Fingerpicking & Fingerstyle
There are a few different kinds of finger and thumb picks. Most are made of plastic but you can also get metal picks, which are a little easier to bend into the right size for your fingers. If the plastic ones are too tight or loose, you can heat them up a bit in hot water to reshape them to fit properly. They should be tight enough to stay on, but not so tight as to cause pain or cut off circulation ...▼
My favorite way of playing guitar is to use my bare fingers rather than a flat pick. I have always had trouble controlling plectrums (plectra?) ... they would either swivel around between my thumb and forefinger, or I'd drop them (usually inside the guitar) or I'd lose them all and have to use bits of cardboard or pieces of plastic as picks. I eventually decided to forget about them altogether and just use my fingers. I did experiment with finger picks and a thumb pick, but once again, if you lose or break one, you find yourself up the creek. I have grown to love being in direct contact with the strings, but many finger stylists do use thumb pick. It all comes down to personal taste and comfort. Fingerstyle and fingerpicking are not quite the same. Fingerstyle I guess does include fingerpicking, but the latter is more pattern-oriented and is really a fancy and rhythmical way of playing arpeggios, whereas fingerstyle is a way of orchestrating the guitar ... playing bass lines, melody lines and chord fragments at the same time, weaving them all together into one 'part'. Fingerstyle, to my mind, maximizes the potential of the guitar. Not many instruments allow you to do this and to simply strum or play single note lines seems a waste. I have put together over 80 fingerstyle lesson arrangements over the last few years, of all levels of difficulty, so you'll have plenty to work on if you.

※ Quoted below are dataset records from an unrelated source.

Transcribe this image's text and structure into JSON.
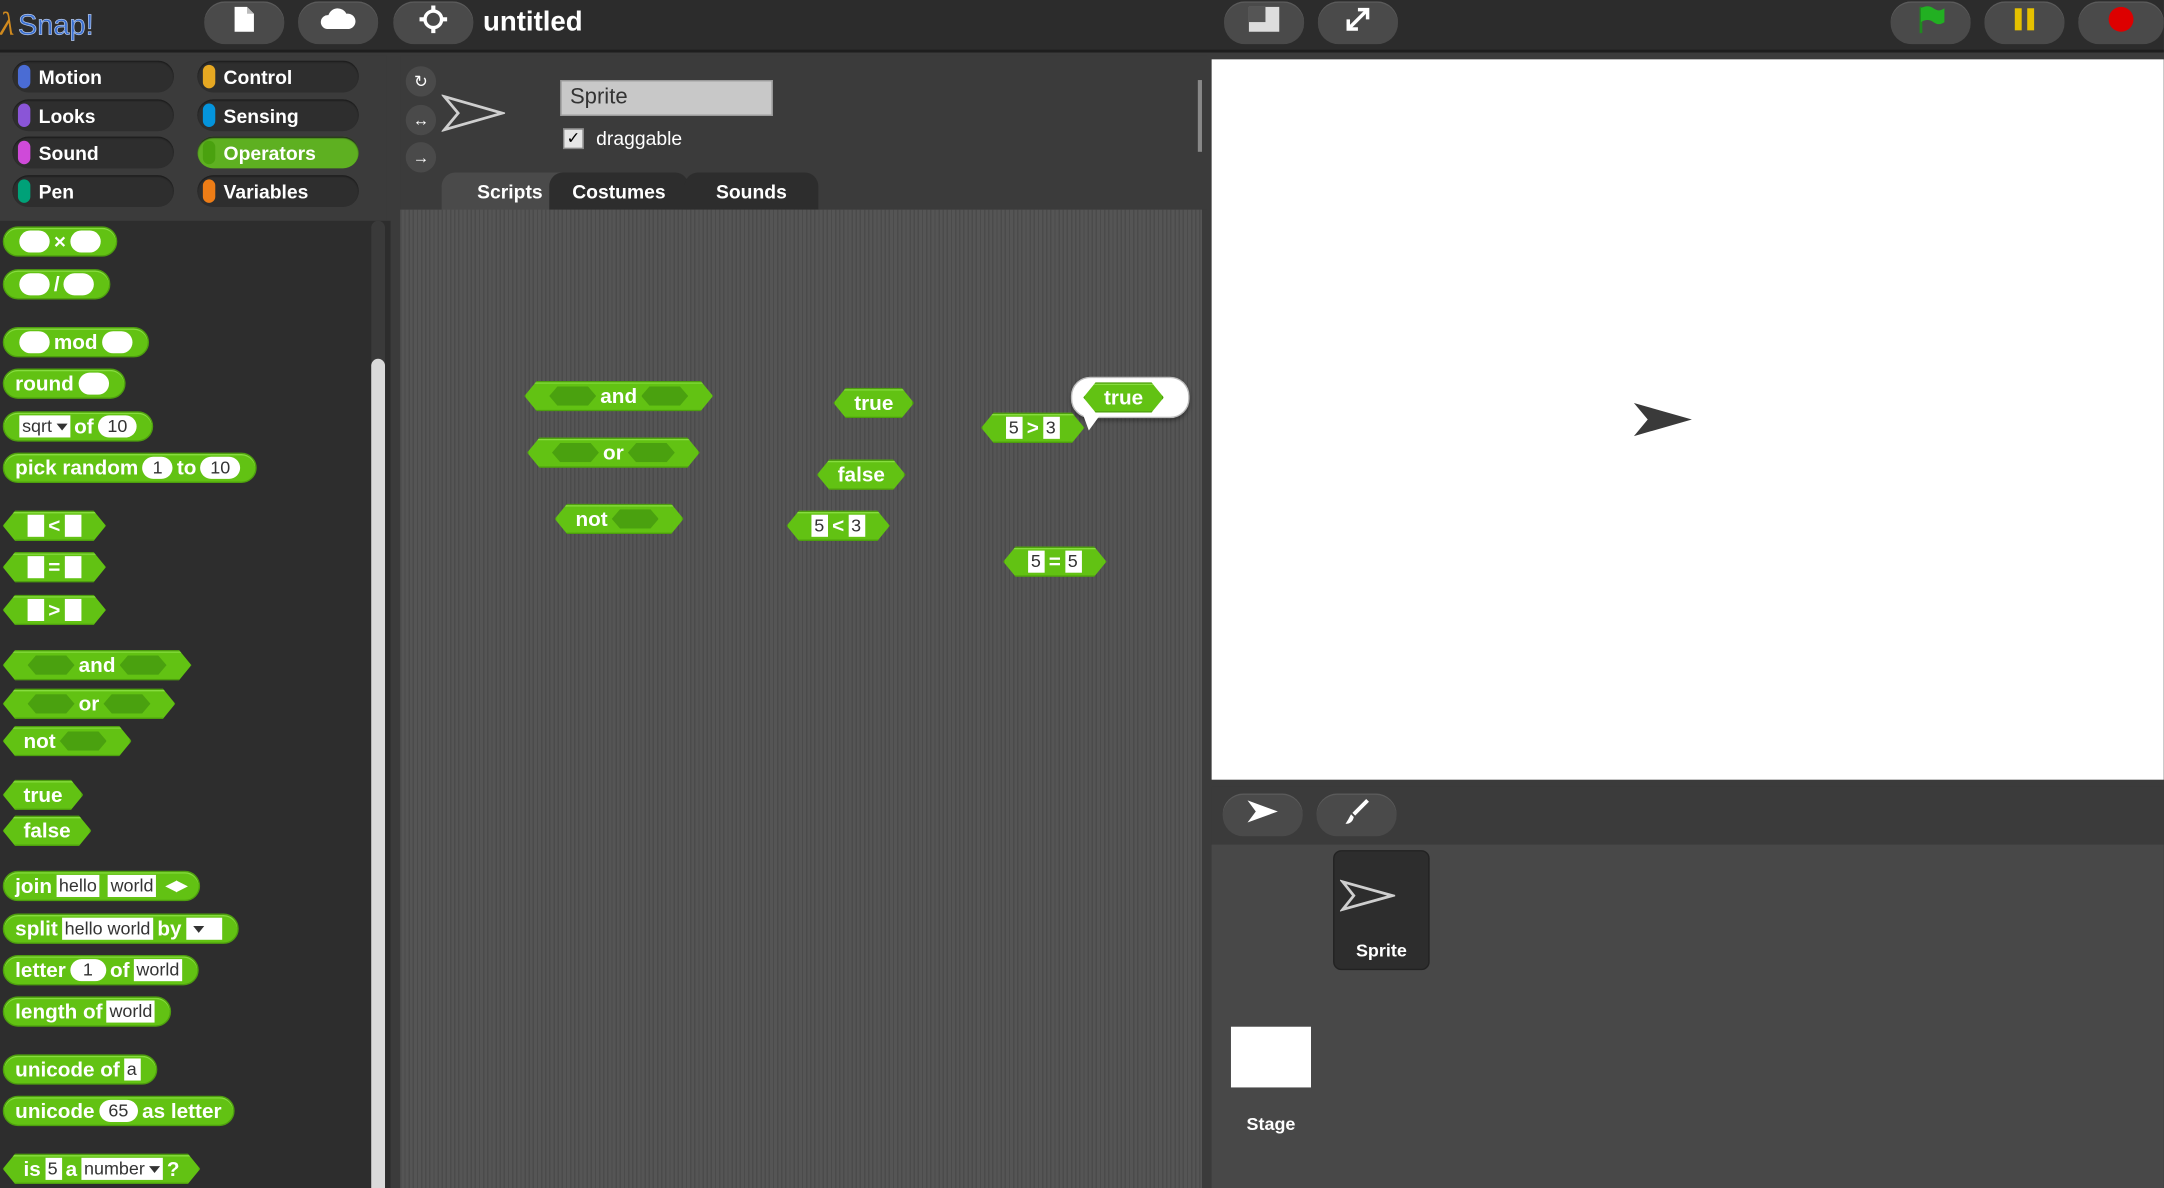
{
  "app": {
    "logo_text": "Snap!",
    "project_title": "untitled"
  },
  "toolbar": {
    "file_icon": "file-icon",
    "cloud_icon": "cloud-icon",
    "settings_icon": "gear-icon",
    "stage_size_icon": "normal-stage-icon",
    "fullscreen_icon": "fullscreen-icon",
    "green_flag_icon": "green-flag-icon",
    "pause_icon": "pause-icon",
    "stop_icon": "stop-icon"
  },
  "categories": [
    {
      "label": "Motion",
      "color": "#4a6cd4"
    },
    {
      "label": "Control",
      "color": "#e6a822"
    },
    {
      "label": "Looks",
      "color": "#8a55d7"
    },
    {
      "label": "Sensing",
      "color": "#0494dc"
    },
    {
      "label": "Sound",
      "color": "#cf4ad9"
    },
    {
      "label": "Operators",
      "color": "#62c213"
    },
    {
      "label": "Pen",
      "color": "#00a178"
    },
    {
      "label": "Variables",
      "color": "#ee7d16"
    }
  ],
  "active_category": "Operators",
  "palette": {
    "times": "×",
    "divide": "/",
    "mod": "mod",
    "round": "round",
    "sqrt": {
      "fn": "sqrt",
      "of": "of",
      "value": "10"
    },
    "pick_random": {
      "label": "pick random",
      "from": "1",
      "to_label": "to",
      "to": "10"
    },
    "lt": "<",
    "eq": "=",
    "gt": ">",
    "and": "and",
    "or": "or",
    "not": "not",
    "true": "true",
    "false": "false",
    "join": {
      "label": "join",
      "a": "hello",
      "b": "world"
    },
    "split": {
      "label": "split",
      "text": "hello world",
      "by": "by",
      "sep": " "
    },
    "letter": {
      "label": "letter",
      "index": "1",
      "of": "of",
      "text": "world"
    },
    "length": {
      "label": "length of",
      "text": "world"
    },
    "unicode_of": {
      "label": "unicode of",
      "text": "a"
    },
    "unicode_as": {
      "label": "unicode",
      "value": "65",
      "suffix": "as letter"
    },
    "is_a": {
      "label": "is",
      "value": "5",
      "a": "a",
      "type": "number",
      "q": "?"
    }
  },
  "sprite": {
    "name": "Sprite",
    "draggable_label": "draggable",
    "draggable_checked": "✓"
  },
  "tabs": [
    "Scripts",
    "Costumes",
    "Sounds"
  ],
  "active_tab": "Scripts",
  "scripts": {
    "and": "and",
    "or": "or",
    "not": "not",
    "true": "true",
    "false": "false",
    "lt": {
      "a": "5",
      "op": "<",
      "b": "3"
    },
    "gt": {
      "a": "5",
      "op": ">",
      "b": "3"
    },
    "eq": {
      "a": "5",
      "op": "=",
      "b": "5"
    },
    "bubble": "true"
  },
  "corral": {
    "sprite_label": "Sprite",
    "stage_label": "Stage",
    "turtle_icon": "turtle-icon",
    "paint_icon": "paintbrush-icon"
  }
}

As I mentioned above, Fingerpicking is pattern-focused, in fact it's sometimes called 'pattern picking'. There are, of course, countless patterns, but all follow the same basic rules: The thumb handles the bass notes within the pattern and the index, middle and (sometimes) ring fingers handle the treble notes. This general rule applies to fingerstyle as well. The way the hand falls over the strings makes this the most logical and comfortable way of plucking the strings, and if you bend your right wrist position wrist down slightly you'll find it even easier to get a nice clean pluck. The more perpendicular to the strings your fingers are, the better. You don't want to be dragging your fingertips across the strings during the pluck; you'll hear that as a scraping noise.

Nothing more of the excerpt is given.